Forgetting to Remember
KS4 students engage in tutor time revision
The American psychologist Daniel T Willingham says that ‘memory is the residue of thought’. In his book ‘Why Students Don’t Like School’ he argues that as a species, humans prefer not having to think hard, which is why we rely on memory for many of the decisions we make every day: it is far more reliable to rely on our memories than go through the effort of making decisions for every single step of every single process. Consider, for instance, how much we have to think when first learning to drive. We must consciously reflect on how to use the clutch, engage gears, check mirrors as well as steer and so on; all of this becomes much easier when we can do these things so well they almost become automatic.

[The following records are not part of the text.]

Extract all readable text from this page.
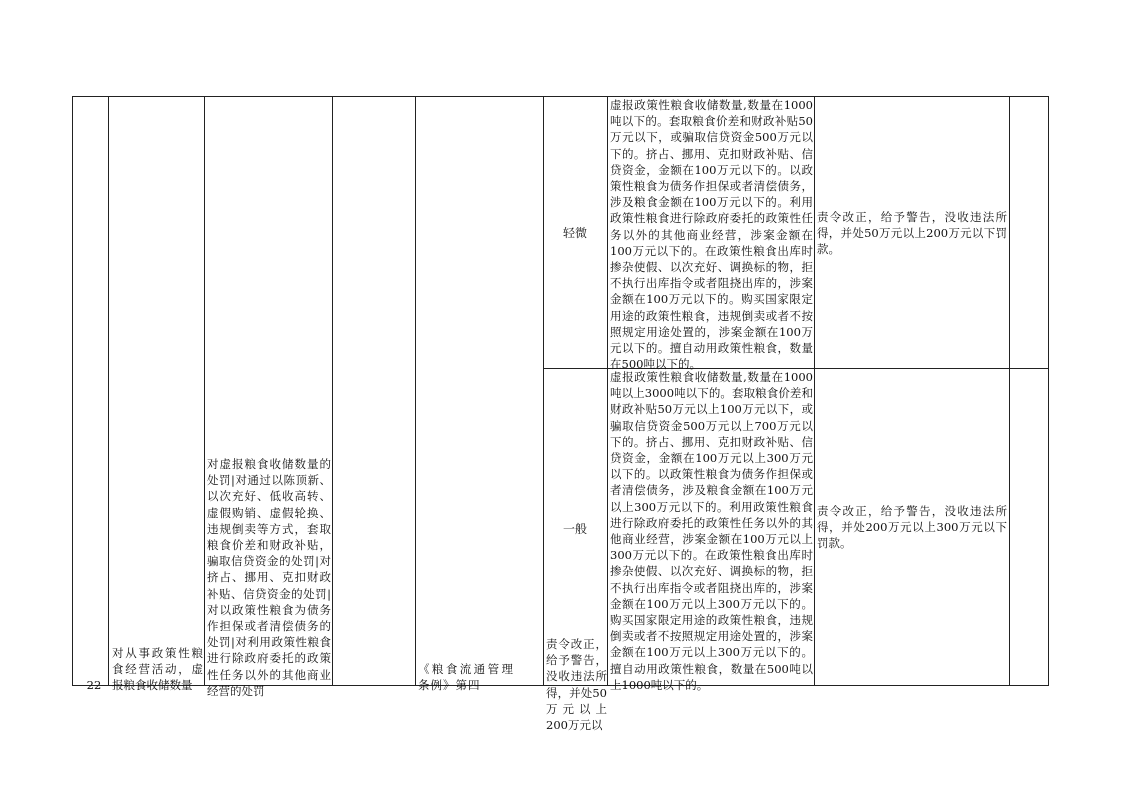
22
对从事政策性粮食经营活动，虚报粮食收储数量
对虚报粮食收储数量的处罚|对通过以陈顶新、以次充好、低收高转、虚假购销、虚假轮换、违规倒卖等方式，套取粮食价差和财政补贴，骗取信贷资金的处罚|对挤占、挪用、克扣财政补贴、信贷资金的处罚|对以政策性粮食为债务作担保或者清偿债务的处罚|对利用政策性粮食进行除政府委托的政策性任务以外的其他商业经营的处罚
《粮食流通管理条例》第四
责令改正，给予警告，没收违法所得，并处50万元以上200万元以
轻微
虚报政策性粮食收储数量,数量在1000吨以下的。套取粮食价差和财政补贴50万元以下，或骗取信贷资金500万元以下的。挤占、挪用、克扣财政补贴、信贷资金，金额在100万元以下的。以政策性粮食为债务作担保或者清偿债务，涉及粮食金额在100万元以下的。利用政策性粮食进行除政府委托的政策性任务以外的其他商业经营，涉案金额在100万元以下的。在政策性粮食出库时掺杂使假、以次充好、调换标的物，拒不执行出库指令或者阻挠出库的，涉案金额在100万元以下的。购买国家限定用途的政策性粮食，违规倒卖或者不按照规定用途处置的，涉案金额在100万元以下的。擅自动用政策性粮食，数量在500吨以下的。
责令改正，给予警告，没收违法所得，并处50万元以上200万元以下罚款。
一般
虚报政策性粮食收储数量,数量在1000吨以上3000吨以下的。套取粮食价差和财政补贴50万元以上100万元以下，或骗取信贷资金500万元以上700万元以下的。挤占、挪用、克扣财政补贴、信贷资金，金额在100万元以上300万元以下的。以政策性粮食为债务作担保或者清偿债务，涉及粮食金额在100万元以上300万元以下的。利用政策性粮食进行除政府委托的政策性任务以外的其他商业经营，涉案金额在100万元以上300万元以下的。在政策性粮食出库时掺杂使假、以次充好、调换标的物，拒不执行出库指令或者阻挠出库的，涉案金额在100万元以上300万元以下的。购买国家限定用途的政策性粮食，违规倒卖或者不按照规定用途处置的，涉案金额在100万元以上300万元以下的。擅自动用政策性粮食，数量在500吨以上1000吨以下的。
责令改正，给予警告，没收违法所得，并处200万元以上300万元以下罚款。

This is the theory underpinning our revision initiative in Years 10 and 11 this year. Developed by Mr Thompson, Head of Year 10, and rolled out into Year 11 as well with Ms Ross, our KS4 students are a month into using the Leitner method of revision in form time. Teaching staff are supporting students to create one flashcard per lesson linked to key knowledge. Students keep these in form time to work on. In essence, over three tutor time sessions each week, students test themselves or one another with the flashcards, repeating the ones they got wrong more often than the ones they remembered. The effort required to think when trying to recall information is what helps transfer new knowledge to the longer-term memory: memory as the residue of thought. You can learn more about the actual process online:
Mr Thompson and I visited all the Year 10 tutor times this week, and it was pleasure to see the students and their tutors so engaged with the process. Mrs Pigott took feedback from her Year 10 tutees who confirmed that they are finding the experience helpful and beneficial. They also had some feedback on the most useful in class approaches to create the flashcards. For example, whilst they liked being able to write down specific facts and key definitions in some subjects, students also reported liking Mr Best’s technique of getting them to record processes such as key formulas or methods in mathematical problems. We fed back these views to subject leaders yesterday who will disseminate this to their teams.
This is very much an initiative in its infancy, and is, of course, only one revision method, but we are very impressed with its potential to help students cope with the volume of information they must retain and recall for their GCSE and vocational assessments. We are also very impressed to see how well students have embraced the idea.